Paramedics are the front-line representatives of emergency medical response teams in the United Kingdom. They are highly qualified and employed primarily by the NHS Ambulance Trusts. Paramedics tend to be first to the scene of medical emergencies, so a principal requirement is that they be calm, unflappable and able to handle pressure. Demand for paramedics is great. There are numerous jobs and huge potential for career development. As at February 2008, paramedic salaries ranged from £19,683 to £25,424 (excluding allowances or London weighting payments).
- Skill level:
Things you need
- Five GCSEs, including Math and English
- Two A levels or equivalent qualifications, such as NVQ 3
- UK driving licence, plus category LGV C1
You need to meet minimum educational qualifications to be a paramedic in the UK. A number of university courses, from diplomas to postgraduate degrees, lead to paramedic qualification. The National Health Service (NHS) provides a comprehensive list of UK university and college courses. Ideally, when you are age 17, apply via UCAS to the universities of your choice to ensure the best choice of course offerings.
Apply for course funding online or through your local education authority. The UK Government provides student loans, grants and tuition-fee loans via Student Finance England, Scotland, Wales and Northern Ireland. According to the College of Paramedics, some NHS Trusts also provide financial support for university students; although you will need to agree to work for the NHS Trust for a set amount of time. Alternatively, some NHS Trusts do advertise occasional vacancies for student paramedics; the London Ambulance Trust for example.
Pass your driving test as soon as possible, because paramedics working for the NHS generally need a full UK driving licence. Ambulance drivers require an extra driving test for the addition of LGV category C1 vehicles. You will receive specialised driving courses for handling emergency vehicles when you are working for the ambulance service.
Register as a paramedic with the Health Professions Council (HPC) once you have qualified.
If you already work for an NHS Ambulance Service in a non-qualified role, you may be eligible for support and funding to qualify as a paramedic.
Qualified Emergency Medical Technicians with more than two years' work experience can train to become paramedics in 10 to12 weeks with the Northern Ireland Ambulance Service.
You need to contact Human Resources to apply.
If you intend to pursue studies as a mature student, it may be possible to enrol for paramedic courses even if you do not have the relevant qualifications. According to UCAS, "the growth of lifelong learning" has ensured increasing numbers of mature students in the UK and there are several ways that mature students can access education.
One route for mature students to gain university admission is via an Access to Education course, which is generally provided by local colleges.
Learning credits obtained by part-time study, for example with The Open University, can also be used to support university course applications.

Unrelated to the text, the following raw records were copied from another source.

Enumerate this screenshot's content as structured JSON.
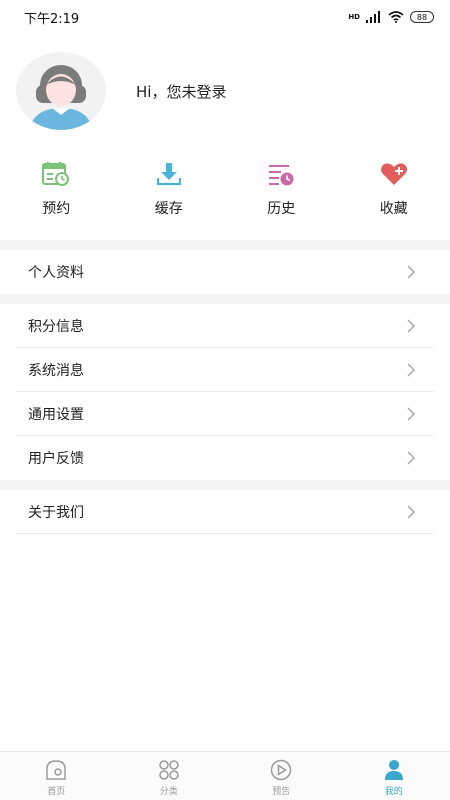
{
  "status_bar": {
    "time": "下午2:19",
    "network_badge": "HD",
    "battery": "88"
  },
  "profile": {
    "greeting": "Hi，您未登录"
  },
  "quick_actions": [
    {
      "label": "预约",
      "icon": "calendar-clock-icon",
      "color": "#7cc37a"
    },
    {
      "label": "缓存",
      "icon": "download-icon",
      "color": "#49b3d8"
    },
    {
      "label": "历史",
      "icon": "history-list-icon",
      "color": "#c86aa8"
    },
    {
      "label": "收藏",
      "icon": "heart-plus-icon",
      "color": "#e35d5b"
    }
  ],
  "menu": {
    "profile_info": "个人资料",
    "points": "积分信息",
    "system_messages": "系统消息",
    "general_settings": "通用设置",
    "feedback": "用户反馈",
    "about": "关于我们"
  },
  "tabs": [
    {
      "label": "首页",
      "icon": "home-icon",
      "active": false
    },
    {
      "label": "分类",
      "icon": "category-grid-icon",
      "active": false
    },
    {
      "label": "预告",
      "icon": "play-icon",
      "active": false
    },
    {
      "label": "我的",
      "icon": "person-icon",
      "active": true
    }
  ],
  "colors": {
    "accent": "#3aa7cf",
    "inactive": "#9a9a9a",
    "divider": "#f4f4f4"
  }
}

Consult the university of your choice prior to applying for the paramedics course. They will advise you of the best route to follow based on your circumstances.
Tips and warnings
- It is possible to become a paramedic if you work for the NHS or Ambulance Service and take emergency services training. There are numerous work opportunities for paramedics; e.g., jobs in health centres and surgeries, with private organisations, or working on instant-response helicopter and motorcycle units. Be prepared to work weekend and night shifts. The service operates 24 hours a day, 365 days a year.
- Paramedic jobs can be physically and emotionally demanding and may occasionally involve an element of verbal and/or physical abuse. If you suffer from certain forms of medical conditions, such as epilepsy, chronic mental health problems or diabetes, you may be banned from driving emergency response vehicles for the NHS.